Il est mort en septembre 1977, après 16 jours de
détention sans procès. Jusqu'à présent,
l'affaire Biko n'avait jamais débouché sur des
poursuites judiciaires. Inconscient, le militant avait
été transporté nu à l'arrière
d'une fourgonnette de police sur une distance de plus de 1000 km. Six
jours plus tard, le 11 septembre 1977, cet homme de 30 ans qui
jouissait d'une parfaite santé avant son arrestation,
décédait des suites d'un traumatisme cranien et de
blessures au foie, selon les rapports médicaux de
l'époque.
En Afrique du Sud, son nom est resté le symbole des
répressions du régime d'apartheid, qui le harcela
pendant toute sa vie pour ses activités politiques. Sa vie a
été immortalisée par le film "Cry Freedom" de
Richard Attenborough, salué par la critique internationale, et
par une chanson du Britannique Peter Gabriel.
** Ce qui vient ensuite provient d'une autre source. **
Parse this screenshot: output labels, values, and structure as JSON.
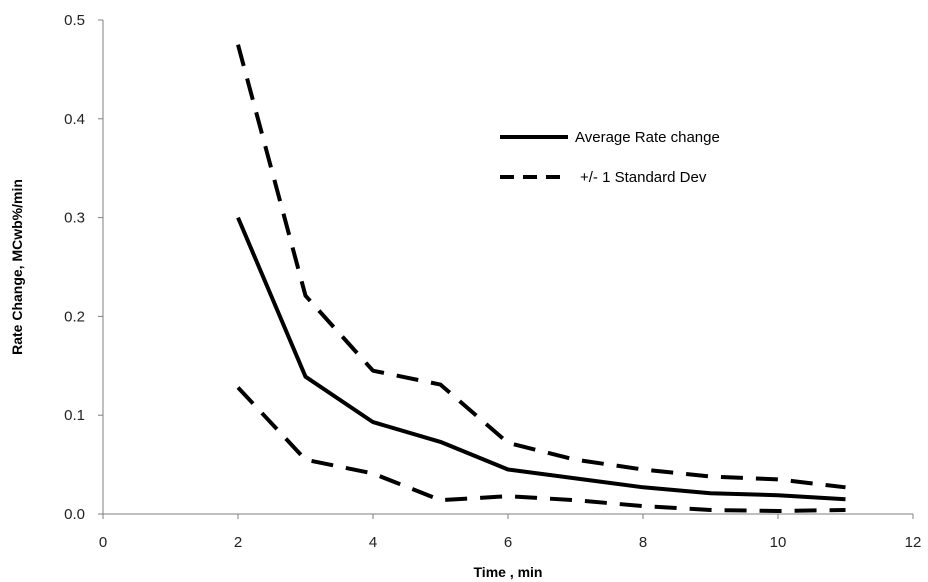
{
  "chart_data": {
    "type": "line",
    "title": "",
    "xlabel": "Time , min",
    "ylabel": "Rate Change, MCwb%/min",
    "xlim": [
      0,
      12
    ],
    "ylim": [
      0,
      0.5
    ],
    "x_ticks": [
      0,
      2,
      4,
      6,
      8,
      10,
      12
    ],
    "y_ticks": [
      0.0,
      0.1,
      0.2,
      0.3,
      0.4,
      0.5
    ],
    "x_tick_labels": [
      "0",
      "2",
      "4",
      "6",
      "8",
      "10",
      "12"
    ],
    "y_tick_labels": [
      "0.0",
      "0.1",
      "0.2",
      "0.3",
      "0.4",
      "0.5"
    ],
    "grid": false,
    "legend_position": "upper-right",
    "legend_entries": [
      "Average Rate change",
      "+/- 1 Standard Dev"
    ],
    "x": [
      2,
      3,
      4,
      5,
      6,
      7,
      8,
      9,
      10,
      11
    ],
    "series": [
      {
        "name": "Average Rate change",
        "style": "solid",
        "color": "#000000",
        "values": [
          0.3,
          0.139,
          0.093,
          0.073,
          0.045,
          0.036,
          0.027,
          0.021,
          0.019,
          0.015
        ]
      },
      {
        "name": "+/- 1 Standard Dev",
        "style": "dashed",
        "color": "#000000",
        "values": [
          0.475,
          0.221,
          0.145,
          0.131,
          0.072,
          0.055,
          0.045,
          0.038,
          0.035,
          0.027
        ]
      },
      {
        "name": "",
        "style": "dashed",
        "color": "#000000",
        "values": [
          0.128,
          0.055,
          0.041,
          0.014,
          0.018,
          0.014,
          0.008,
          0.004,
          0.003,
          0.004
        ]
      }
    ]
  }
}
Dès la fin des années 60, ce jeune intellectuel
brillant contribua à la propagation de la philosophie de la
Conscience Noire en Afrique du Sud. Importée des Etats-Unis,
cette idéologie qui se présentait comme non-violente,
visait à rendre sa dignité et son identité
propres à la population noire.
Le gouvernement du Parti national, qui accusait le mouvement
d'abriter de dangeureux "anarchistes" préparant un "climat
révolutionnaire", finira par bannir le BCP en octobre 1977, un
mois après la mort de Steve Biko.
Il fit ses premiers pas en politique sur le campus universitaire de
Durban-Westville où il contribua à la fondation du
syndicat étudiant noir SASO à la fin des années
60. Dès 1973, ses activités lui vaudront d'être
banni à King William's Town. Le 25 septembre 1977, la
population de cette petite ville située près de Port
Elisabeth lui réserva des funérailles grandioses.